Os moradores começaram a pensar que Bernadette enlouquecera. Ela, no entanto, insistia que todos os doentes que bebessem com fé daquela fonte seriam curados. Para a surpresa geral, o que era um filete imundo de lodo se tornou uma fonte límpida e abundante. Não tardou para que as primeiras curas começassem a ocorrer, e assim a multidão de peregrinos se avolumou até alcançar a casa dos milhares.
Construam uma capela!
Na décima terceira aparição, a mulher instruiu Bernadette para que pedisse ao pároco a construção de uma capela naquele lugar, que deveria servir de centro de peregrinação. Ao questionar o nome da aparição, a pobre menina apenas respondia: “ela não me diz”. O sacerdote, irritado com a situação que vinha ocorrendo, afirmou que só construiria a bendita capela quando a mulher falasse seu nome.
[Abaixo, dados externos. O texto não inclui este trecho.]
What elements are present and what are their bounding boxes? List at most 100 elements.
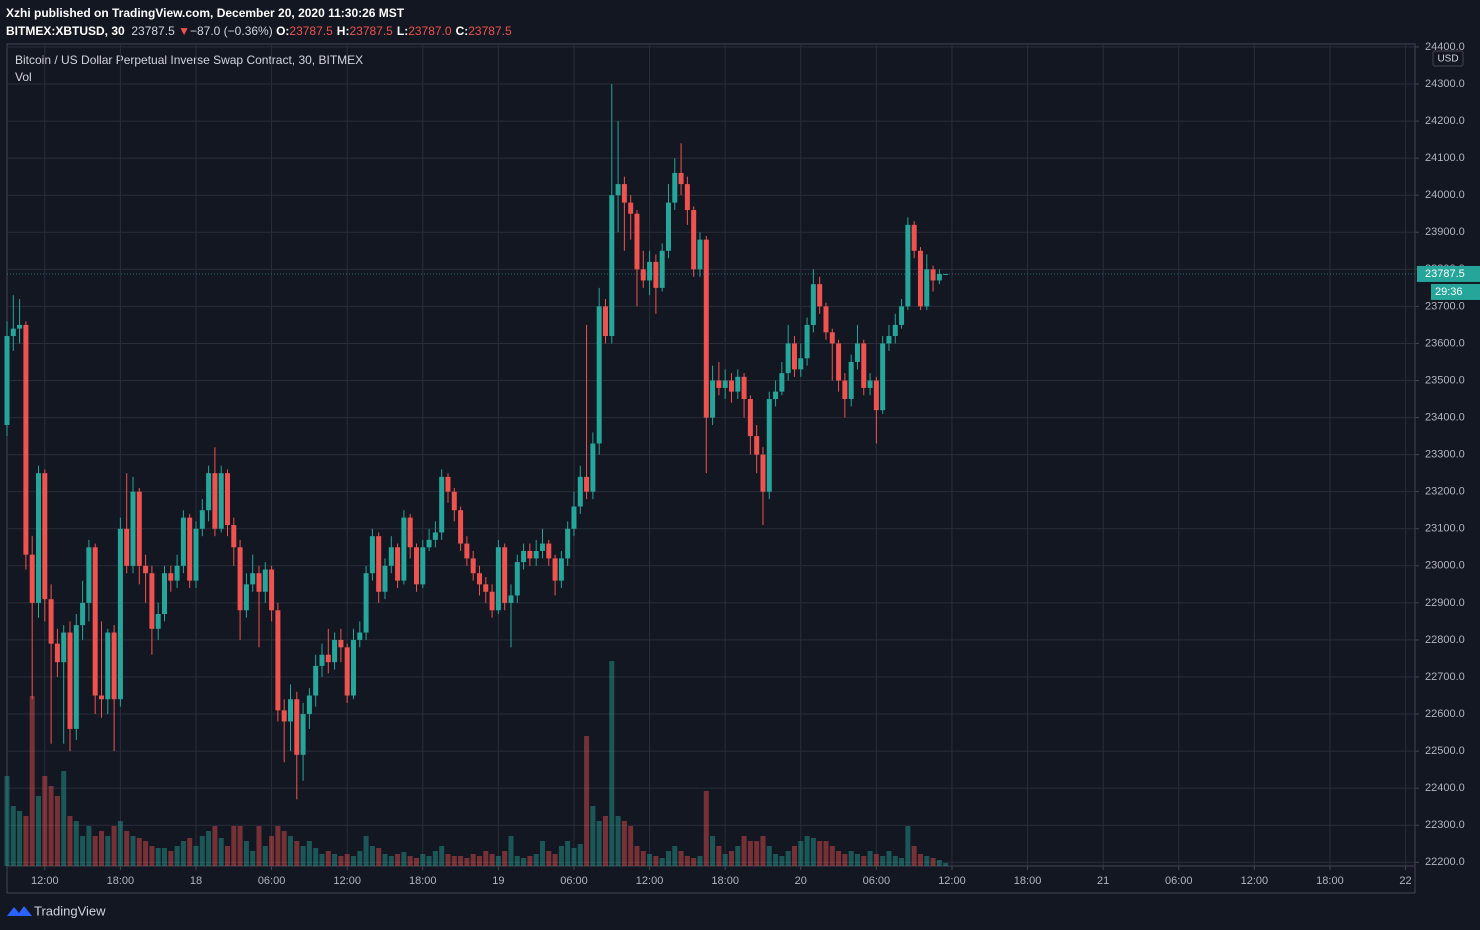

Foi na festa da Anunciação, em 25 de março que a Virgem Santíssima finalmente revelou sua identidade. “Que soy era Immaculada Councepciou”, Eu sou a Imaculada Conceição. De fato, o dogma da Imaculada havia sido recentemente promulgado, e Bernadette, camponesa e iletrada, desconhecia tanto o significado das palavras quanto o recente dogma.
Dessa forma, quando a menina revelou ao padre o nome da mulher, ele não pôde conter as lágrimas.
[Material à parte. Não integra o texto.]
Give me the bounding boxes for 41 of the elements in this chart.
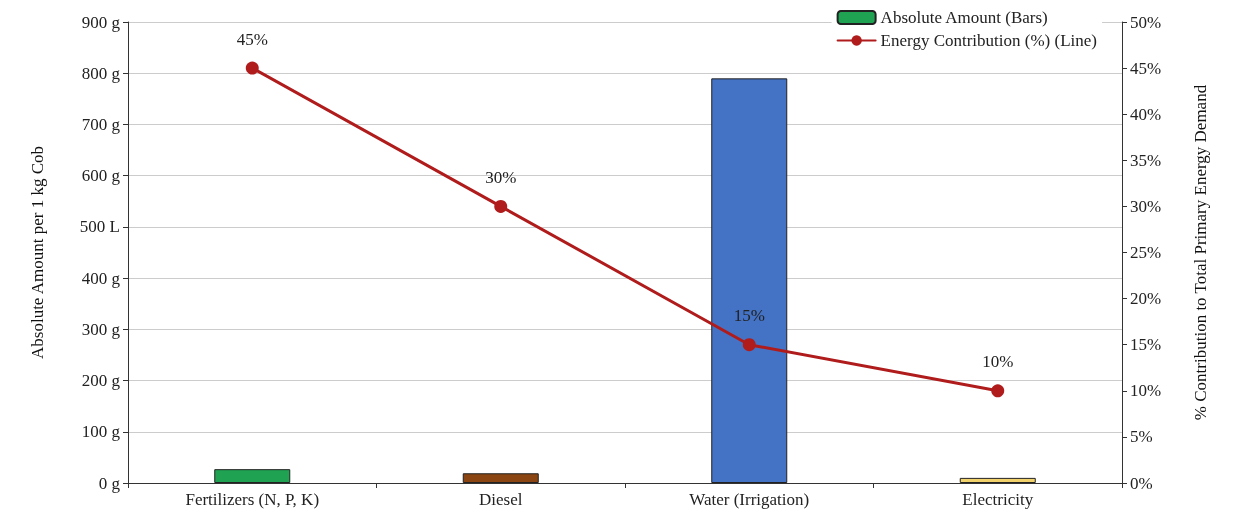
x-tick-label: Fertilizers (N, P, K) bbox=[185, 490, 320, 509]
y2-tick-label: 40% bbox=[1130, 104, 1162, 124]
y2-axis-title: % Contribution to Total Primary Energy Demand bbox=[1191, 84, 1210, 421]
y2-tick-label: 50% bbox=[1130, 12, 1162, 32]
y2-tick-label: 5% bbox=[1130, 427, 1153, 447]
x-tick-label: Water (Irrigation) bbox=[689, 490, 810, 509]
data-label: 45% bbox=[236, 29, 268, 49]
y2-tick-label: 35% bbox=[1130, 150, 1162, 170]
y2-tick-label: 10% bbox=[1130, 381, 1162, 401]
bar bbox=[462, 473, 539, 483]
data-label: 10% bbox=[982, 352, 1014, 372]
point bbox=[494, 199, 508, 213]
y-tick-label: 700 g bbox=[81, 114, 121, 134]
data-label: 15% bbox=[733, 306, 765, 326]
x-tick-label: Electricity bbox=[962, 490, 1034, 509]
y-tick-label: 300 g bbox=[81, 319, 121, 339]
y2-tick-label: 25% bbox=[1130, 243, 1162, 262]
y-tick-label: 200 g bbox=[81, 371, 121, 391]
y-tick-label: 0 g bbox=[98, 473, 121, 493]
y2-tick-label: 15% bbox=[1130, 335, 1162, 355]
y-tick-label: 500 L bbox=[79, 217, 120, 237]
point bbox=[742, 338, 756, 352]
legend-label: Energy Contribution (%) (Line) bbox=[880, 31, 1098, 50]
bar bbox=[959, 477, 1036, 483]
y-tick-label: 900 g bbox=[81, 12, 121, 32]
legend-label: Absolute Amount (Bars) bbox=[880, 8, 1048, 27]
y2-tick-label: 45% bbox=[1130, 58, 1162, 78]
data-label: 30% bbox=[485, 167, 517, 187]
y2-tick-label: 30% bbox=[1130, 196, 1162, 216]
y-tick-label: 600 g bbox=[81, 166, 121, 186]
y-tick-label: 800 g bbox=[81, 63, 121, 83]
y2-tick-label: 0% bbox=[1130, 473, 1153, 493]
x-tick-label: Diesel bbox=[479, 490, 523, 509]
point bbox=[245, 61, 259, 75]
y-tick-label: 100 g bbox=[81, 422, 121, 442]
y-axis-title: Absolute Amount per 1 kg Cob bbox=[28, 146, 47, 359]
y-tick-label: 400 g bbox=[81, 268, 121, 288]
bar bbox=[711, 78, 788, 483]
y2-tick-label: 20% bbox=[1130, 289, 1162, 309]
point bbox=[991, 384, 1005, 398]
bar bbox=[214, 469, 291, 483]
“Tem certeza, minha filha? Ela não falou que é a Virgem Maria, ou que é a Mãe de Deus, ou algo assim?”
“Não. Ela disse que é a Imaculada Conceição.”
Diante de tamanha evidência, o padre não pôde fazer nada além de acreditar. Conforme o pedido da Virgem, a capela foi erguida, e se tornou hoje um dos santuários mais visitados em todo o mundo.
O segredo de Lourdes
Frequentemente vemos, nas aparições de Nossa Senhora, a revelação de segredos. Em Lourdes, três deles também foram ditos, mas santa Bernadette jamais os compartilhou com quem quer que fosse. Viveu como uma simples freira num convento, as vezes enfrentando a chacota daqueles que não acreditavam nela. Veio a morrer muito jovem, apenas aos 35 anos.
As pessoas se perguntam o sentido de Lourdes, e a resposta está na pequena Bernadette. Lourdes demonstra que é pela humildade que alcançaremos a santidade. Foi a mão auxiliadora de Nossa Senhora que fez aquela jovenzinha tornar-se santa e esse convite estende-se universalmente a todos os filhos de Deus: Nos agarrando à bondade maternal da Virgem Maria, poderemos, com a graça de Deus, nos assemelharmos àquela pobre menina do interior da França.
Lourdes é um apelo a um mundo materialista, caótico e desordenado. Se existe um segredo, não só destinado a essa cidade, mas a todos os lugares e épocas é a vida exemplar – humilde e igualmente feliz – de santa Bernadette Soubirous.